A 36-year-old male patient from New Jersey, USA, with obesity, hypertension and diabetes, was admitted to our service presenting excessive sweating, tachypnea, tachycardia, fever (38.6°C), and blood oxygen level of 90%. The patient reported that 5 days before he had sought medical care in the United States for dry cough, nasal congestion, malaise and fever. Chest radiography (Figure 1) and computed tomography (CT) (Figure 2) at admission showed multiple small nodular opacities and diffuse consolidations in both lungs, with central and peripheral distribution as well as with ground-glass halo, which corresponds to the halo sign.
The reverse transcription polymerase chain reaction (RT-PCR) assay for coronavirus identified the viral RNA in the patient-collected nasopharyngeal swab.
Computed tomography findings of pneumonia in patients with severe acute respiratory syndrome-related coronavirus-2 (SARS-CoV-2), the coronavirus diseases 2019 (COVID-19), are nonspecific and they can be found in other viral etiologies and in organizing pneumonia. The most common aspect includes multifocal ground-glass opacities associated or not with areas of consolidation or septal thickness (the “crazy-paving” pattern), and bilateral distribution involving mainly the peripheral lung regions.(1) The CT can be used for symptomatic patients, including higher sensibility reports, but with limited specificity concerning the standard molecular test.(2,3) However, this procedure is not recommended for screening by the majority of medical societies.(1)
The halo sign is not characteristic or a frequent presentation among patients with COVID-19 lung injury. There are few reports on this subject in published literature, although the halo sign has been observed in other viral pneumonias.(4) Recently, two other cases reported the halo sign, a 27-year-old female(5) and a 46-year-old male patients.(6)

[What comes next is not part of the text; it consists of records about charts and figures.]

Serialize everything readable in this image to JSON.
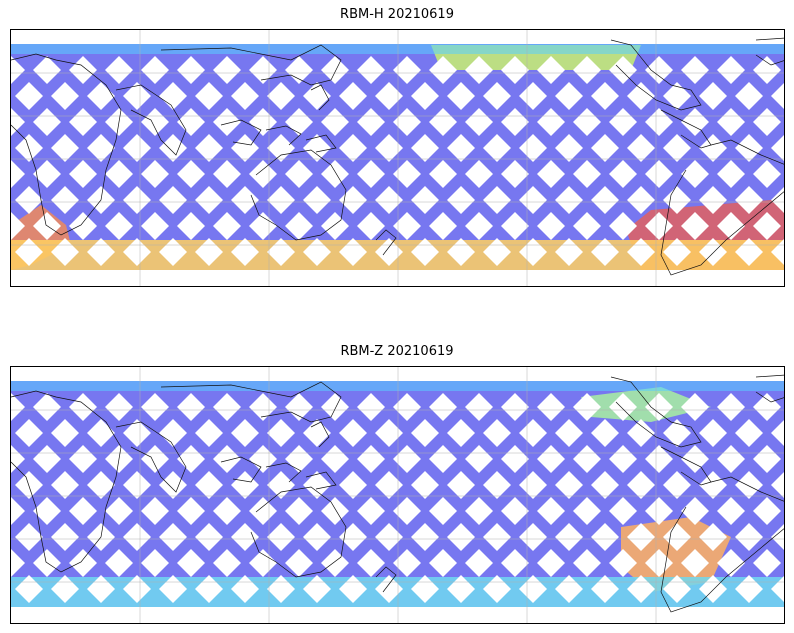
{
  "panels": [
    {
      "title": "RBM-H 20210619",
      "base_color": "#6868ee",
      "hotspots": [
        {
          "zone": "south-america-southern-ocean",
          "color": "#e06060",
          "level": "high"
        },
        {
          "zone": "south-africa",
          "color": "#f08a5a",
          "level": "high"
        },
        {
          "zone": "southern-ocean-band",
          "color": "#ffd060",
          "level": "medium"
        },
        {
          "zone": "north-pacific-band",
          "color": "#c8f070",
          "level": "medium"
        }
      ]
    },
    {
      "title": "RBM-Z 20210619",
      "base_color": "#6868ee",
      "hotspots": [
        {
          "zone": "south-atlantic",
          "color": "#ffb060",
          "level": "medium"
        },
        {
          "zone": "southern-ocean-band",
          "color": "#70d8f0",
          "level": "low"
        },
        {
          "zone": "north-america-band",
          "color": "#a8f0a0",
          "level": "low"
        }
      ]
    }
  ]
}
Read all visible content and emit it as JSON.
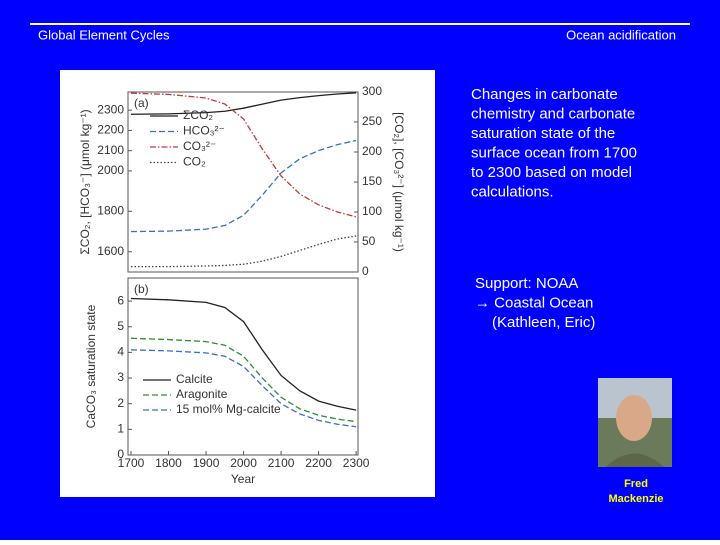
{
  "header": {
    "left": "Global Element Cycles",
    "right": "Ocean acidification"
  },
  "caption": [
    "Changes in carbonate",
    "chemistry and carbonate",
    "saturation state of the",
    "surface ocean from 1700",
    "to 2300 based on model",
    "calculations."
  ],
  "support": [
    "Support: NOAA",
    "→ Coastal Ocean",
    "(Kathleen, Eric)"
  ],
  "person": [
    "Fred",
    "Mackenzie"
  ],
  "chart_data": [
    {
      "type": "line",
      "panel": "(a)",
      "ylabel": "ΣCO₂, [HCO₃⁻] (μmol kg⁻¹)",
      "y2label": "[CO₂], [CO₃²⁻] (μmol kg⁻¹)",
      "x": [
        1700,
        1800,
        1900,
        1950,
        2000,
        2050,
        2100,
        2150,
        2200,
        2250,
        2300
      ],
      "xlim": [
        1692,
        2305
      ],
      "ylim": [
        1500,
        2390
      ],
      "yticks": [
        1600,
        1800,
        2000,
        2100,
        2200,
        2300
      ],
      "y2lim": [
        0,
        300
      ],
      "y2ticks": [
        0,
        50,
        100,
        150,
        200,
        250,
        300
      ],
      "series": [
        {
          "name": "ΣCO₂",
          "color": "#222222",
          "style": "solid",
          "values": [
            2280,
            2282,
            2288,
            2295,
            2310,
            2330,
            2350,
            2362,
            2372,
            2380,
            2386
          ]
        },
        {
          "name": "HCO₃²⁻",
          "color": "#3a6fc4",
          "style": "dashed",
          "values": [
            1700,
            1702,
            1712,
            1730,
            1780,
            1880,
            1990,
            2060,
            2100,
            2130,
            2150
          ]
        },
        {
          "name": "CO₃²⁻",
          "color": "#c43a3a",
          "style": "dashdot",
          "axis": "y2",
          "values": [
            298,
            296,
            290,
            280,
            255,
            205,
            160,
            130,
            112,
            100,
            92
          ]
        },
        {
          "name": "CO₂",
          "color": "#444444",
          "style": "dotted",
          "axis": "y2",
          "values": [
            9,
            9,
            10,
            11,
            13,
            18,
            26,
            36,
            46,
            55,
            60
          ]
        }
      ]
    },
    {
      "type": "line",
      "panel": "(b)",
      "ylabel": "CaCO₃ saturation state",
      "xlabel": "Year",
      "x": [
        1700,
        1800,
        1900,
        1950,
        2000,
        2050,
        2100,
        2150,
        2200,
        2250,
        2300
      ],
      "xlim": [
        1692,
        2305
      ],
      "xticks": [
        1700,
        1800,
        1900,
        2000,
        2100,
        2200,
        2300
      ],
      "ylim": [
        0,
        6.9
      ],
      "yticks": [
        0,
        1,
        2,
        3,
        4,
        5,
        6
      ],
      "series": [
        {
          "name": "Calcite",
          "color": "#222222",
          "style": "solid",
          "values": [
            6.1,
            6.05,
            5.95,
            5.75,
            5.2,
            4.1,
            3.1,
            2.5,
            2.1,
            1.9,
            1.75
          ]
        },
        {
          "name": "Aragonite",
          "color": "#2e8b3a",
          "style": "dashed",
          "values": [
            4.55,
            4.5,
            4.42,
            4.28,
            3.85,
            3.0,
            2.25,
            1.8,
            1.55,
            1.4,
            1.3
          ]
        },
        {
          "name": "15 mol% Mg-calcite",
          "color": "#3a6fc4",
          "style": "dashed",
          "values": [
            4.1,
            4.06,
            3.98,
            3.85,
            3.45,
            2.7,
            2.0,
            1.6,
            1.35,
            1.2,
            1.1
          ]
        }
      ]
    }
  ]
}
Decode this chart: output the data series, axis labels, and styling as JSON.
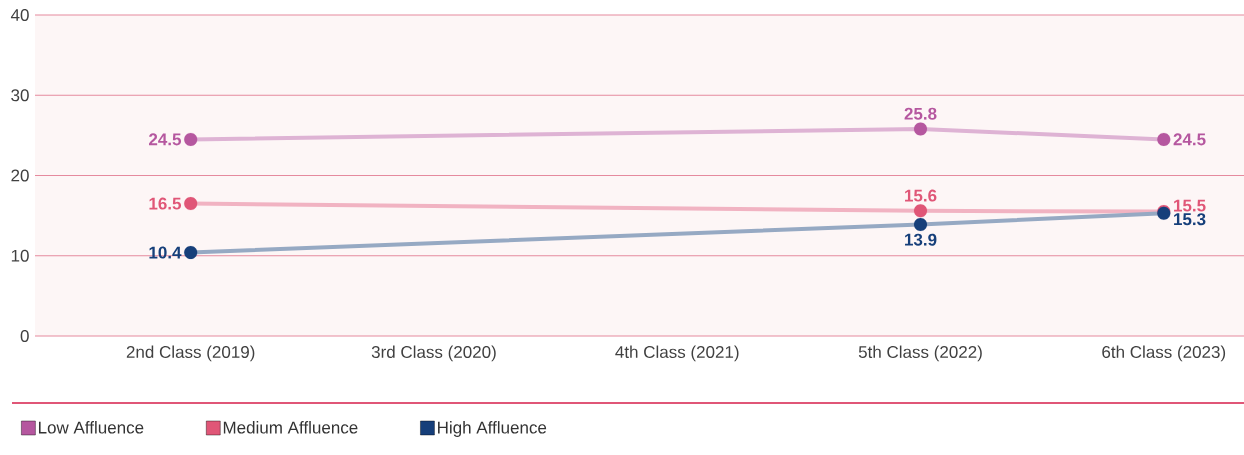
{
  "chart_data": {
    "type": "line",
    "categories": [
      "2nd Class (2019)",
      "3rd Class (2020)",
      "4th Class (2021)",
      "5th Class (2022)",
      "6th Class (2023)"
    ],
    "series": [
      {
        "name": "Low Affluence",
        "color": "#b5579f",
        "values": [
          24.5,
          null,
          null,
          25.8,
          24.5
        ]
      },
      {
        "name": "Medium Affluence",
        "color": "#e05677",
        "values": [
          16.5,
          null,
          null,
          15.6,
          15.5
        ]
      },
      {
        "name": "High Affluence",
        "color": "#163f7a",
        "values": [
          10.4,
          null,
          null,
          13.9,
          15.3
        ]
      }
    ],
    "ylim": [
      0,
      40
    ],
    "yticks": [
      0,
      10,
      20,
      30,
      40
    ],
    "grid": "y",
    "legend": "bottom left",
    "marker": "circle",
    "data_labels": true
  }
}
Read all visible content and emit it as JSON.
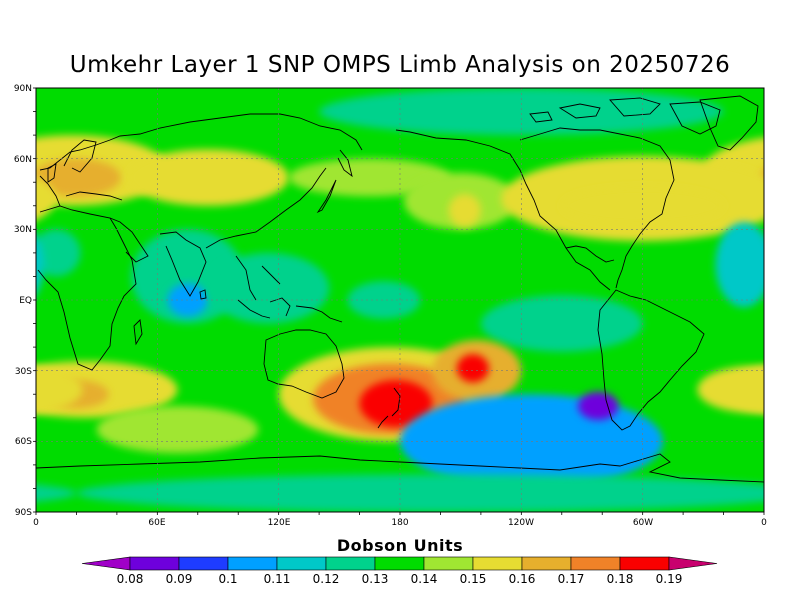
{
  "title": "Umkehr Layer 1 SNP OMPS Limb Analysis on 20250726",
  "colorbar": {
    "title": "Dobson Units",
    "ticks": [
      "0.08",
      "0.09",
      "0.1",
      "0.11",
      "0.12",
      "0.13",
      "0.14",
      "0.15",
      "0.16",
      "0.17",
      "0.18",
      "0.19"
    ],
    "colors": [
      "#a000c8",
      "#6e00dc",
      "#1e3cff",
      "#00a0ff",
      "#00c8c8",
      "#00d28c",
      "#00dc00",
      "#a0e632",
      "#e6dc32",
      "#e6af2d",
      "#f08228",
      "#fa0000",
      "#c8006e"
    ]
  },
  "axes": {
    "lat_labels": [
      "90N",
      "60N",
      "30N",
      "EQ",
      "30S",
      "60S",
      "90S"
    ],
    "lon_labels": [
      "0",
      "60E",
      "120E",
      "180",
      "120W",
      "60W",
      "0"
    ]
  },
  "chart_data": {
    "type": "heatmap",
    "title": "Umkehr Layer 1 SNP OMPS Limb Analysis on 20250726",
    "units": "Dobson Units",
    "x_range_lon_east": [
      0,
      360
    ],
    "y_range_lat": [
      -90,
      90
    ],
    "color_levels": [
      0.08,
      0.09,
      0.1,
      0.11,
      0.12,
      0.13,
      0.14,
      0.15,
      0.16,
      0.17,
      0.18,
      0.19
    ],
    "background_level": 0.135,
    "features": [
      {
        "lon": 18,
        "lat": 55,
        "rx": 48,
        "ry": 15,
        "value": 0.155
      },
      {
        "lon": 20,
        "lat": 52,
        "rx": 22,
        "ry": 8,
        "value": 0.165
      },
      {
        "lon": 85,
        "lat": 52,
        "rx": 40,
        "ry": 12,
        "value": 0.152
      },
      {
        "lon": 165,
        "lat": 52,
        "rx": 40,
        "ry": 8,
        "value": 0.145
      },
      {
        "lon": 210,
        "lat": 42,
        "rx": 28,
        "ry": 12,
        "value": 0.148
      },
      {
        "lon": 212,
        "lat": 38,
        "rx": 8,
        "ry": 7,
        "value": 0.155
      },
      {
        "lon": 300,
        "lat": 43,
        "rx": 70,
        "ry": 18,
        "value": 0.15
      },
      {
        "lon": 300,
        "lat": 40,
        "rx": 40,
        "ry": 8,
        "value": 0.155
      },
      {
        "lon": 240,
        "lat": 80,
        "rx": 100,
        "ry": 10,
        "value": 0.127
      },
      {
        "lon": 10,
        "lat": 20,
        "rx": 12,
        "ry": 10,
        "value": 0.12
      },
      {
        "lon": 75,
        "lat": 10,
        "rx": 28,
        "ry": 20,
        "value": 0.12
      },
      {
        "lon": 75,
        "lat": 0,
        "rx": 10,
        "ry": 7,
        "value": 0.108
      },
      {
        "lon": 115,
        "lat": 5,
        "rx": 30,
        "ry": 15,
        "value": 0.125
      },
      {
        "lon": 172,
        "lat": 0,
        "rx": 18,
        "ry": 8,
        "value": 0.125
      },
      {
        "lon": 260,
        "lat": -10,
        "rx": 40,
        "ry": 12,
        "value": 0.128
      },
      {
        "lon": 350,
        "lat": 15,
        "rx": 14,
        "ry": 18,
        "value": 0.115
      },
      {
        "lon": 25,
        "lat": -38,
        "rx": 45,
        "ry": 12,
        "value": 0.15
      },
      {
        "lon": 20,
        "lat": -40,
        "rx": 16,
        "ry": 6,
        "value": 0.16
      },
      {
        "lon": 355,
        "lat": -38,
        "rx": 28,
        "ry": 10,
        "value": 0.155
      },
      {
        "lon": 70,
        "lat": -55,
        "rx": 40,
        "ry": 10,
        "value": 0.145
      },
      {
        "lon": 175,
        "lat": -40,
        "rx": 55,
        "ry": 20,
        "value": 0.155
      },
      {
        "lon": 175,
        "lat": -42,
        "rx": 38,
        "ry": 15,
        "value": 0.17
      },
      {
        "lon": 178,
        "lat": -44,
        "rx": 18,
        "ry": 10,
        "value": 0.185
      },
      {
        "lon": 218,
        "lat": -30,
        "rx": 22,
        "ry": 13,
        "value": 0.16
      },
      {
        "lon": 216,
        "lat": -29,
        "rx": 8,
        "ry": 6,
        "value": 0.185
      },
      {
        "lon": 245,
        "lat": -60,
        "rx": 65,
        "ry": 20,
        "value": 0.1
      },
      {
        "lon": 278,
        "lat": -45,
        "rx": 10,
        "ry": 6,
        "value": 0.085
      },
      {
        "lon": 200,
        "lat": -82,
        "rx": 180,
        "ry": 8,
        "value": 0.128
      }
    ]
  }
}
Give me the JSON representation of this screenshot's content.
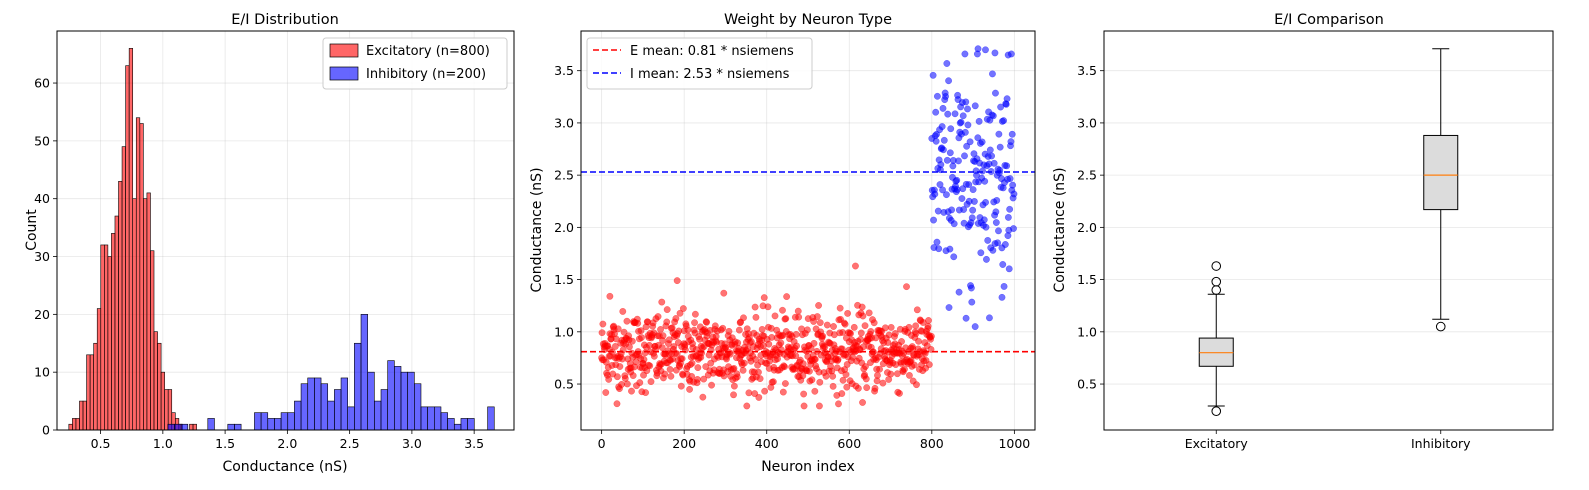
{
  "chart_data": [
    {
      "type": "histogram",
      "title": "E/I Distribution",
      "xlabel": "Conductance (nS)",
      "ylabel": "Count",
      "xlim": [
        0.15,
        3.82
      ],
      "ylim": [
        0,
        69
      ],
      "xticks": [
        "0.5",
        "1.0",
        "1.5",
        "2.0",
        "2.5",
        "3.0",
        "3.5"
      ],
      "xtick_values": [
        0.5,
        1.0,
        1.5,
        2.0,
        2.5,
        3.0,
        3.5
      ],
      "yticks": [
        "0",
        "10",
        "20",
        "30",
        "40",
        "50",
        "60"
      ],
      "ytick_values": [
        0,
        10,
        20,
        30,
        40,
        50,
        60
      ],
      "grid": true,
      "legend_position": "top-right",
      "series": [
        {
          "name": "Excitatory (n=800)",
          "color": "#ff0000",
          "bin_start": 0.245,
          "bin_width": 0.0285,
          "counts": [
            1,
            2,
            2,
            5,
            5,
            13,
            13,
            15,
            21,
            32,
            32,
            30,
            34,
            37,
            43,
            49,
            63,
            66,
            40,
            54,
            53,
            40,
            41,
            31,
            17,
            15,
            10,
            7,
            7,
            3,
            2,
            1,
            0,
            0,
            1,
            1
          ]
        },
        {
          "name": "Inhibitory (n=200)",
          "color": "#0000ff",
          "bin_start": 1.04,
          "bin_width": 0.0535,
          "counts": [
            1,
            1,
            1,
            0,
            0,
            0,
            2,
            0,
            0,
            1,
            1,
            0,
            0,
            3,
            3,
            2,
            2,
            3,
            3,
            5,
            8,
            9,
            9,
            8,
            5,
            7,
            9,
            4,
            15,
            20,
            10,
            5,
            7,
            12,
            11,
            10,
            10,
            8,
            4,
            4,
            4,
            3,
            2,
            1,
            2,
            2,
            0,
            0,
            4
          ]
        }
      ]
    },
    {
      "type": "scatter",
      "title": "Weight by Neuron Type",
      "xlabel": "Neuron index",
      "ylabel": "Conductance (nS)",
      "xlim": [
        -50,
        1050
      ],
      "ylim": [
        0.06,
        3.88
      ],
      "xticks": [
        "0",
        "200",
        "400",
        "600",
        "800",
        "1000"
      ],
      "xtick_values": [
        0,
        200,
        400,
        600,
        800,
        1000
      ],
      "yticks": [
        "0.5",
        "1.0",
        "1.5",
        "2.0",
        "2.5",
        "3.0",
        "3.5"
      ],
      "ytick_values": [
        0.5,
        1.0,
        1.5,
        2.0,
        2.5,
        3.0,
        3.5
      ],
      "grid": true,
      "legend_position": "top-left",
      "series": [
        {
          "color": "#ff0000",
          "x_range": [
            0,
            799
          ],
          "count": 800,
          "center": 0.81,
          "spread": 0.19,
          "min": 0.24,
          "max": 1.63,
          "outliers": [
            [
              20,
              1.34
            ],
            [
              183,
              1.49
            ],
            [
              296,
              1.37
            ],
            [
              615,
              1.63
            ]
          ]
        },
        {
          "color": "#0000ff",
          "x_range": [
            800,
            999
          ],
          "count": 200,
          "center": 2.53,
          "spread": 0.49,
          "min": 1.05,
          "max": 3.71,
          "outliers": [
            [
              905,
              1.05
            ],
            [
              883,
              1.13
            ],
            [
              866,
              1.38
            ],
            [
              970,
              1.33
            ],
            [
              912,
              3.71
            ],
            [
              930,
              3.7
            ],
            [
              953,
              3.67
            ],
            [
              985,
              3.65
            ]
          ]
        }
      ],
      "reference_lines": [
        {
          "label": "E mean: 0.81 * nsiemens",
          "y": 0.81,
          "color": "#ff0000"
        },
        {
          "label": "I mean: 2.53 * nsiemens",
          "y": 2.53,
          "color": "#0000ff"
        }
      ]
    },
    {
      "type": "box",
      "title": "E/I Comparison",
      "ylabel": "Conductance (nS)",
      "ylim": [
        0.06,
        3.88
      ],
      "yticks": [
        "0.5",
        "1.0",
        "1.5",
        "2.0",
        "2.5",
        "3.0",
        "3.5"
      ],
      "ytick_values": [
        0.5,
        1.0,
        1.5,
        2.0,
        2.5,
        3.0,
        3.5
      ],
      "grid": true,
      "categories": [
        "Excitatory",
        "Inhibitory"
      ],
      "boxes": [
        {
          "whisker_low": 0.29,
          "q1": 0.67,
          "median": 0.8,
          "q3": 0.94,
          "whisker_high": 1.36,
          "outliers": [
            0.24,
            1.4,
            1.48,
            1.63
          ]
        },
        {
          "whisker_low": 1.12,
          "q1": 2.17,
          "median": 2.5,
          "q3": 2.88,
          "whisker_high": 3.71,
          "outliers": [
            1.05
          ]
        }
      ],
      "box_color": "#dcdcdc",
      "median_color": "#ff7f0e"
    }
  ]
}
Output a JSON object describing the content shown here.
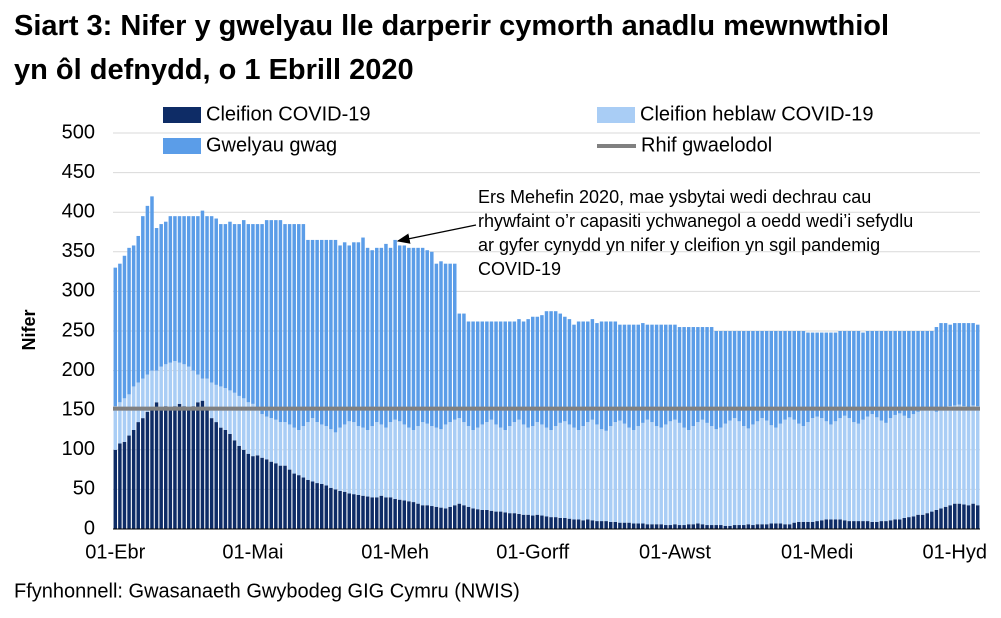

This CT sign was first described in 1985 as geographic areas of low lung attenuation in the lung (ground-glass opacity) surrounding a nodule or mass, and it was associated with angioinvasive pulmonary aspergillosis in patients with acute leukemia.(7) In these reported cases, the ground-class represents the perinodular alveolar hemorrhage caused by pulmonary infarction due to the angioinvasive aspergillosis.
So far, numerous other etiologies with this tomography presentation have been already described.(4,8,9) In immunocompromised patients, in addition to angioinvasive aspergillosis (most frequent in neutropenic individuals), the possibility of Kaposi sarcoma should be also considered in HIV-positive patients with low CD4 T-cell counts. However, in immunocompromised patients, the halo sign can be found in primary adenocarcinoma of the lung (mainly when there is lepidic component), metastasis (specially associated with hemorrhagic component), and in other inflammatory and infectious conditions such as granulomatosis with polyangiitis, organizing pneumonia, some bacterial, fungi, and viral infections.(4,8,9)
Although the halo sign constitutes a CT finding with large differential diagnosis and it is rarely found in pneumonias caused by SARS-CoV-2, this CT sign in individuals under COVID-19 investigation can help in this disease diagnosis and management, particularly during the current pandemic.